Several immuno-regulatory abnormalities have been described in SLE patients. T cell dysfunction in SLE includes defective in vitro proliferative responses to several stimuli, reduced IL-2 production and a poor helper function. It has been widely proposed that this defective T cell immunoregulatory function has a key role in the hyperactivity of B cells and auto-antibody production in SLE. However, it has not been elucidated whether or not this cell dysfunction is intrinsic to lymphocytes or is due to other factors such as anti-lymphocyte auto-antibodies.
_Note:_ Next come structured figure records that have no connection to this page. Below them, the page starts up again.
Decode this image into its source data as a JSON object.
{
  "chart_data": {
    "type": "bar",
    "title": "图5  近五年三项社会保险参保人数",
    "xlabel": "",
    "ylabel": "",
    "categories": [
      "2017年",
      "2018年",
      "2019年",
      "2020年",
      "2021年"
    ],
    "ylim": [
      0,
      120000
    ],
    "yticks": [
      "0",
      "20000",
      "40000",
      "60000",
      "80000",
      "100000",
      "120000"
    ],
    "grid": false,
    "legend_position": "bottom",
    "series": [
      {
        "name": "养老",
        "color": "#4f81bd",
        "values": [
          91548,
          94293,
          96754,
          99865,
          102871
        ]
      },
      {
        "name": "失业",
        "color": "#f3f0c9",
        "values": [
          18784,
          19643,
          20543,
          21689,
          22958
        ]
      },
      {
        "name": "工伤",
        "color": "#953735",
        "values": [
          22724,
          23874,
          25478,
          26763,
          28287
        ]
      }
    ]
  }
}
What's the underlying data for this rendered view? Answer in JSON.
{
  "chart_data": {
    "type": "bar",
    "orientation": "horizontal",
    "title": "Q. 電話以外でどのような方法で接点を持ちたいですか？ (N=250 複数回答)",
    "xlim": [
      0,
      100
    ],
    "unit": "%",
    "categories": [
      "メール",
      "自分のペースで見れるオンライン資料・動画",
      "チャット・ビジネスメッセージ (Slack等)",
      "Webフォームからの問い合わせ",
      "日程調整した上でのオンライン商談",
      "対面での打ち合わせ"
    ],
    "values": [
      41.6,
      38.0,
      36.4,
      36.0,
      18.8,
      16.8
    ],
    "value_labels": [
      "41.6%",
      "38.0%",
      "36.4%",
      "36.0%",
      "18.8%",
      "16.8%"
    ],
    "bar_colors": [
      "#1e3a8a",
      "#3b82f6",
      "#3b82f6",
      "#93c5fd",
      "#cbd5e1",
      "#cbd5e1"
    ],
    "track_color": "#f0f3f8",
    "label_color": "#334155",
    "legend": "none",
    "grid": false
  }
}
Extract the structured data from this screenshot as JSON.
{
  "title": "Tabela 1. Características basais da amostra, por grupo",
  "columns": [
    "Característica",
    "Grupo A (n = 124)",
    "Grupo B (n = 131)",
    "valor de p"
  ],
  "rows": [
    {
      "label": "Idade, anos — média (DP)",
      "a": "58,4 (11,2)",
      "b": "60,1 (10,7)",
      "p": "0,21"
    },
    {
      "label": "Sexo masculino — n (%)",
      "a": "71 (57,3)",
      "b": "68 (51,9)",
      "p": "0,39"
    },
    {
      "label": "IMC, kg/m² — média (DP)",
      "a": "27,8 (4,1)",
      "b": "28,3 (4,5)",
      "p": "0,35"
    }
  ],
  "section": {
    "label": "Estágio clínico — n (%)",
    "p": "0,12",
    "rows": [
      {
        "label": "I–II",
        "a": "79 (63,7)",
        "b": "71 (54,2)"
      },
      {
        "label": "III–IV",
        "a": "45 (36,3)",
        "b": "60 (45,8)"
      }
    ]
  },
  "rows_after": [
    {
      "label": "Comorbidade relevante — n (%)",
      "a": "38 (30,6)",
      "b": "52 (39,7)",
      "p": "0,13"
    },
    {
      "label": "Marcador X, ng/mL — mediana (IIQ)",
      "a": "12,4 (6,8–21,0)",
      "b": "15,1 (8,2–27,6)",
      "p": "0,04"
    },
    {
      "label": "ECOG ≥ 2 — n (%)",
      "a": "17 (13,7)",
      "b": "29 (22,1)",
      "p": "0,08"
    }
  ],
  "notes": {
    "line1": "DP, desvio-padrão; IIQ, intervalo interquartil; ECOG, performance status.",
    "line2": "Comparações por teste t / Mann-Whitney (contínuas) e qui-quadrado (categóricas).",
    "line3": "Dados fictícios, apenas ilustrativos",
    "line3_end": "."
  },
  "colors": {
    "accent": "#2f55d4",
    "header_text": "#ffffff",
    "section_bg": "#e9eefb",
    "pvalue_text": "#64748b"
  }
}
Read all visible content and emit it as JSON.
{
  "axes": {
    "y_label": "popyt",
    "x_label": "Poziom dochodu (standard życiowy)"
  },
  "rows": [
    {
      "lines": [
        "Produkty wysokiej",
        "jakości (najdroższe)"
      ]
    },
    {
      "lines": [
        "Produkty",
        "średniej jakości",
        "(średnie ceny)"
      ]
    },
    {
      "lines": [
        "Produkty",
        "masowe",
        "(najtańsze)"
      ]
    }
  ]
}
In this study we have evaluated some important early cell activation events in T and non-T lymphocytes from patients with systemic lupus erythematosus (SLE). Peripheral blood lymphocytes from SLE patients and controls were isolated. The intracellular pH (pHi), cytosolic calcium (Ca2+i) and CD69 expression were determined by spectrofluorometry and flow cytometry. Modifications of these parameters in response to protein kinase C (PKC) activators, mitogenic lectins and calcium ionophores were also studied. We found a significant reduction in the increase of pHi in response to PKC activators (PMA) in SLE cells. In addition, the induction of CD69 expression by PMA was significantly lower in T cells from SLE patients. By contrast, freshly isolated non-stimulated SLE cells exhibited a significantly higher pHi, as well as an increased baseline expression of the early cell activation antigen CD69. On the other hand, the increase in Ca2+i in response to a Ca2+ ionophore (4Br-A23187) or thapsigargin in Ca(2+)-free solutions, was smaller in SLE lymphocytes. We concluded that T cells from SLE patients exhibit abnormalities in several key early cell activation events (pHi, Ca2+i and CD69 expression). These abnormalities could have an important role in the T cell dysfunction observed in SLE. The presence of T cells with a preactivated phenotype in the peripheral blood of SLE patients, could be a reflection of the ongoing autoimmune phenomena that is occurring in these patients.